Anyone who has read the Sun-Times for the last three years knows this story. Knows it has taken a relentless news investigation led by Tim Novak and Chris Fusco; a special prosecutor; the involuntary manslaughter conviction of R.J. Vanecko; and a 162-page report — all to confirm what was obvious from the beginning. That the 2004 assault on 21-year-old David Koschman by a member of the Daley clan was covered up not once but twice by the Chicago police and Cook County prosecutors.
Though R.J. Vanecko this year admitted his guilt and served 60 days in jail, he is the only person in this whole horrible saga who’s been held legally or ethically accountable.
Mrs. Koschman keeps re-reading special prosecutor Dan Webb’s thick report. Each time, she is shocked to find yet another detail never revealed to her by authorities.

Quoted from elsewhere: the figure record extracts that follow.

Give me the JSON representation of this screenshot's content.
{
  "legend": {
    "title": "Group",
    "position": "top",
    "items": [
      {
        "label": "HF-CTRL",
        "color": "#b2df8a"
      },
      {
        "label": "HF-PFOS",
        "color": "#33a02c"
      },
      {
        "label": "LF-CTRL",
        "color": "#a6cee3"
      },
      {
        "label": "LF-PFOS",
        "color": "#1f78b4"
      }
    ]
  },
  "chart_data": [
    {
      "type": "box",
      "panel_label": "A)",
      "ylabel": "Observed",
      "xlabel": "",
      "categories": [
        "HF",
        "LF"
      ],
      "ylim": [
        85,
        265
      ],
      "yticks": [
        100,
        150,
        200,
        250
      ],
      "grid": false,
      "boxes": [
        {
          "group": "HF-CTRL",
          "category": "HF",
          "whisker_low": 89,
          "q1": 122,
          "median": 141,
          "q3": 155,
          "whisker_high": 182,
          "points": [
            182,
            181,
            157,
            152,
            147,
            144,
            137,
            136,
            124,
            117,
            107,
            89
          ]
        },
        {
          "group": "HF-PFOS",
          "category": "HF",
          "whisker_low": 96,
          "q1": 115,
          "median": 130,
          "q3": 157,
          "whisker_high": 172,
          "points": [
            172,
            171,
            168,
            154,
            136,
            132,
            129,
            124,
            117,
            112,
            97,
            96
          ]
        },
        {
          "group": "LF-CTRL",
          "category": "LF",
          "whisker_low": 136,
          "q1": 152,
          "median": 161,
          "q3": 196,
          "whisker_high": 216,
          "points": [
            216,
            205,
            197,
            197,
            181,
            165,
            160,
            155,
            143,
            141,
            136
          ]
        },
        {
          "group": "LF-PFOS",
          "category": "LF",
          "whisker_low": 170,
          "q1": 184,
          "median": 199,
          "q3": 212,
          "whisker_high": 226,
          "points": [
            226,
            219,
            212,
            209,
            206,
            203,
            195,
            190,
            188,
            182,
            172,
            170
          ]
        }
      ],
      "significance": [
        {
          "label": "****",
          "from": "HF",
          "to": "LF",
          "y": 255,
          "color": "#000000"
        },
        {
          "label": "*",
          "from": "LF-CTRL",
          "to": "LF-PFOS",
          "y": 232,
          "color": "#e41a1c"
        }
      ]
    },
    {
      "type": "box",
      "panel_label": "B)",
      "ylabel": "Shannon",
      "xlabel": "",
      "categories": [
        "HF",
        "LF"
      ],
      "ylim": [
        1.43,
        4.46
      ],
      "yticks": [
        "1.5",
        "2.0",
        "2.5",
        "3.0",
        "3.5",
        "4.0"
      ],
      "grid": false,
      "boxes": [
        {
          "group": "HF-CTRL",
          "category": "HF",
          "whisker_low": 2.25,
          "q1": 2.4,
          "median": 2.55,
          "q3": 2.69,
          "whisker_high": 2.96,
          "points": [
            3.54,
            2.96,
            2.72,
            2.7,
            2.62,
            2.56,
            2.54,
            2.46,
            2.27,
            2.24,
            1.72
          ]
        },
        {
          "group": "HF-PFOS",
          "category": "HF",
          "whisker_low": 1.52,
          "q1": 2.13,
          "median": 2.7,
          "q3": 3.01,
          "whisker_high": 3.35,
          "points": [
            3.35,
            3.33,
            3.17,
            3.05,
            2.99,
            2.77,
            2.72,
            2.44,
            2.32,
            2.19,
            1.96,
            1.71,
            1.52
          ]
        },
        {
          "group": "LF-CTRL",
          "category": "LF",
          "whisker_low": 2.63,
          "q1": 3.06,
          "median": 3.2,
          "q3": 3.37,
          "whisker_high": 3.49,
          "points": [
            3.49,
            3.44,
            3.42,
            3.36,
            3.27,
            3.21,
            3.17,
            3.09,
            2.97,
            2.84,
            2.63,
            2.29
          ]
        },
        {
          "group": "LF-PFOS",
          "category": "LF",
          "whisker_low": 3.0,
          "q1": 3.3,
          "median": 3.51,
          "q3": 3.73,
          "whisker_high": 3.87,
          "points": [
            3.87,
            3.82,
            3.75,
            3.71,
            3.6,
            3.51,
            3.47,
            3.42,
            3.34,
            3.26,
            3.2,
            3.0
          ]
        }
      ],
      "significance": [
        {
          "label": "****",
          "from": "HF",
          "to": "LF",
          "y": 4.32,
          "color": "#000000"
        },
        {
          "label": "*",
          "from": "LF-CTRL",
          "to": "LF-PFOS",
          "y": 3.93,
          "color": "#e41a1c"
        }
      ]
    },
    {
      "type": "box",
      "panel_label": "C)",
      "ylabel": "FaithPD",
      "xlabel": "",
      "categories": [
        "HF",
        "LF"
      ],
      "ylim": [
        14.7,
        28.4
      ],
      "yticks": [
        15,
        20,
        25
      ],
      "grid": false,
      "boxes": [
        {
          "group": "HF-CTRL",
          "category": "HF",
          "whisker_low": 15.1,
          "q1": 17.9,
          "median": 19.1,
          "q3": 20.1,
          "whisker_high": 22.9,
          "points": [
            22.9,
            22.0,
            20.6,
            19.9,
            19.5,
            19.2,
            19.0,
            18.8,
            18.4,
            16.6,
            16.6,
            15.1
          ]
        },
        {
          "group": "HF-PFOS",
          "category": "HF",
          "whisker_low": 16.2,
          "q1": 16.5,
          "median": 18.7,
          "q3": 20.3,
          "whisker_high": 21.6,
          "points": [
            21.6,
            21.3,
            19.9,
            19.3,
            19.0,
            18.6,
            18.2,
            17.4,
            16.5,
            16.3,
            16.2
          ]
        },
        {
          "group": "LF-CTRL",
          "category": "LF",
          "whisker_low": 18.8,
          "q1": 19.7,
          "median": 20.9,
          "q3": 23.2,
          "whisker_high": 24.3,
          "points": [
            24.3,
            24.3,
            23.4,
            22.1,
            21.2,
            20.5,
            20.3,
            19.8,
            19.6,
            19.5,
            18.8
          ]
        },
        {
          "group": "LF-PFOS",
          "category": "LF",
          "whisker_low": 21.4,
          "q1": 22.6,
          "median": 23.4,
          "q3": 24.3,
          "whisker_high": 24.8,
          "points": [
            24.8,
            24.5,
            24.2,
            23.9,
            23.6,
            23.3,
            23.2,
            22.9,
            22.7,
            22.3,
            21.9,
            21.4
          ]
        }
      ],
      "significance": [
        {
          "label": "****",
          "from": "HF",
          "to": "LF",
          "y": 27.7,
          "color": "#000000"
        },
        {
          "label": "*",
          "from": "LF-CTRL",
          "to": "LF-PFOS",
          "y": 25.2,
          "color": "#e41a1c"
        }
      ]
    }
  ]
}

“If there are five stages of grief,” she told me, “I’m now in the second one.”
The first stage, as famed Dr. Elisabeth Kubler-Ross taught us, is denial and isolation.
The second stage is anger.
Nanci Koschman is angry.
Which is why she, through attorneys Locke Bowman and G. Flint Taylor, filed a lawsuit in federal court charging the denial of her son’s civil rights.
“This is not about money,” said Mrs. Koschman. “I have nothing to lose anymore.”
The first hearing took place on Tuesday.
There are more than 30 named defendants, including current and former heads of the state’s attorney’s office Anita Alvarez and Dick Devine; former police superintendents Phil Cline and Jody Weis; R.J. Vanecko and Daley family members. But it is taxpayers who will underwrite the legal tab for any and all government officials.
“There is no underestimating the potential for the expensive and time-consuming process,” said Bowman.
If U.S. District Judge Rebecca Pallmeyer green-lights this case, it will take years to resolve, as private law firms hired by the city and county make a bundle.
It doesn’t have to be.
Did the Jon Burge police torture cases teach us nothing? About how nearly $100 million in tax dollars went down the drain to try but fail to keep government’s dirty little secrets from the public?
This case can be different.
Rahm Emanuel wasn’t the mayor, and Garry McCarthy wasn’t the police superintendent when this happened.
They can do something significant. By scrubbing the Chicago Police Department of officers who threw David Koschman under the bus. By making Freedom of Information requests an open door rather than an obstacle course so we’re not pulling teeth to find the truth. And by joining in a request to open the special prosecutor’s grand jury material to public view.
This is a case about justice.
About renewing trust.
And it reaches way beyond Nanci and David Koschman.